Они вернулись к комендатуре, где торчал пыльный “виллис”. Татарин курил в машине, выставив наружу ноги в блестящих хромовых сапогах.
Первым их увидел шофер-украинец, сидевший под деревом. Сержант затушил козью ножку о каблук и полез за руль.
– Белоруссия родная, Украина дорогая, – тихо запел сержант.
Фетин никак не отреагировал на похвальный интернационализм, но водитель попытался завести разговор.
– Эх, не видели вы, товарищ капитан, что тут было, – мечтательно сказал сержант и сразу осекся под взглядом лейтенанта. Город все еще был завален битой посудой и какими-то рваными тряпками, и было понятно, что сержант имеет в виду.

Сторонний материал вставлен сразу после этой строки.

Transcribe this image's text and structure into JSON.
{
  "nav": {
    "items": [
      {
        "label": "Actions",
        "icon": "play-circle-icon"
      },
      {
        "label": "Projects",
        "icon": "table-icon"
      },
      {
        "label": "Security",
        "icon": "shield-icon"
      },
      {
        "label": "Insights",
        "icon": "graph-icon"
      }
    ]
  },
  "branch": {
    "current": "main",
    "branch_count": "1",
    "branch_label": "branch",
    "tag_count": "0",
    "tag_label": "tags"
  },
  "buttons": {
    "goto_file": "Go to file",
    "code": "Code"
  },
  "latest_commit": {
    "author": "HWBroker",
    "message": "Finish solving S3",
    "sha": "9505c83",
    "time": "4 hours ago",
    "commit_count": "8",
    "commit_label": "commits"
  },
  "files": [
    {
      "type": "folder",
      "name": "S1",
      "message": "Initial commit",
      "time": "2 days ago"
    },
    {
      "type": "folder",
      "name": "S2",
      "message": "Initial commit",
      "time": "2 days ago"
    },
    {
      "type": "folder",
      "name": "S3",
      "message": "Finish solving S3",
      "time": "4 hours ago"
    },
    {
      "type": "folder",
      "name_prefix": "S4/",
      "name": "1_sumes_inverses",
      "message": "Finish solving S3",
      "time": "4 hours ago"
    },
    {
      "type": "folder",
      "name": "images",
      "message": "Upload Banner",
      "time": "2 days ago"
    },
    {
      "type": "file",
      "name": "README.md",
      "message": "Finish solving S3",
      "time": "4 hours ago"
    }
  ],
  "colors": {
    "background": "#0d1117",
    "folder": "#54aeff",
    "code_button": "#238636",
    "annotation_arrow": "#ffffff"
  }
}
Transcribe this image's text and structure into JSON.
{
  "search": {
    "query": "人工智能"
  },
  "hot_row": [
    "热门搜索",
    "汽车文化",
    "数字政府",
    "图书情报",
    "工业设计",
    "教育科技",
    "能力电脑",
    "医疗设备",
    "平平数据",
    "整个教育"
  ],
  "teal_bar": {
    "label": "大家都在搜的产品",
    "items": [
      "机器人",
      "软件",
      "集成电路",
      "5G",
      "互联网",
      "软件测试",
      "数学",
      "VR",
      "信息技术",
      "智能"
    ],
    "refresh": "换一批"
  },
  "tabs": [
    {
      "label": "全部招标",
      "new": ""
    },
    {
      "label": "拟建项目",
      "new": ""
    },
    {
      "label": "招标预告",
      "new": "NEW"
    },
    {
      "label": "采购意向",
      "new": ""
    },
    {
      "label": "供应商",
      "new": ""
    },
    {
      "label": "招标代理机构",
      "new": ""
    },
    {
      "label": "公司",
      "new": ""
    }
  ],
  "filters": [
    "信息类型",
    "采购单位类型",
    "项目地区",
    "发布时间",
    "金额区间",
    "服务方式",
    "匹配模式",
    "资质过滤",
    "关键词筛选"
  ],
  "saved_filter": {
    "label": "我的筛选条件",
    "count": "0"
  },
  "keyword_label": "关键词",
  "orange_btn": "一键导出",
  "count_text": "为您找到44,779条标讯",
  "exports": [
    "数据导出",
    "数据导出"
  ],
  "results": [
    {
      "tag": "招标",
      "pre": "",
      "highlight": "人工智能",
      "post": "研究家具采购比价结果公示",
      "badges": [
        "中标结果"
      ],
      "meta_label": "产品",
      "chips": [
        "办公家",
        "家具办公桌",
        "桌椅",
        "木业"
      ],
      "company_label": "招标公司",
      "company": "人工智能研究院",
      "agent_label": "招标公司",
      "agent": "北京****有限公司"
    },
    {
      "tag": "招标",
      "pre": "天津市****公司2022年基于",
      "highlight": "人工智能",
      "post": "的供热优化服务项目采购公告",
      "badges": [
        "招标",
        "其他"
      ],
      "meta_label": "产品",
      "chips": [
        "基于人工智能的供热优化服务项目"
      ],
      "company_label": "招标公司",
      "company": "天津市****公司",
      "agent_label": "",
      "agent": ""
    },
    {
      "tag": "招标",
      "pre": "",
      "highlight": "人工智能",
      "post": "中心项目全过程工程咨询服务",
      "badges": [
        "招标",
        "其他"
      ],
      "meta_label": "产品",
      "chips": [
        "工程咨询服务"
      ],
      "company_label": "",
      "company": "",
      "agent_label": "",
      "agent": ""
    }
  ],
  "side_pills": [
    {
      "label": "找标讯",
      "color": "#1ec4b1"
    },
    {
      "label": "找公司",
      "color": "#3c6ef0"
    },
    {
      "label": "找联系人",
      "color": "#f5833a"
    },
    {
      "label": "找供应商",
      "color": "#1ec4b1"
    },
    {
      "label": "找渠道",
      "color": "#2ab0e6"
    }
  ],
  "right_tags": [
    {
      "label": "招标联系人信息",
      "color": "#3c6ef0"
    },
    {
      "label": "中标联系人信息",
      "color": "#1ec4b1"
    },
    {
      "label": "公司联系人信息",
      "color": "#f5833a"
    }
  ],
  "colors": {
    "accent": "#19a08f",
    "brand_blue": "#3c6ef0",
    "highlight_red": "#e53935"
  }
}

Машину тряхнуло на трамвайных путях, и сержант окончательно замолчал.
Дом Коппелиуса стоял на окраине, похожей на дачный поселок, но все равно “виллис” долго петлял, объезжая воронки. Первым к дому побежал автоматчик, потом сам Фетин. Последними медленно перелезли через борт лейтенант-татарин и юный Розенблюм.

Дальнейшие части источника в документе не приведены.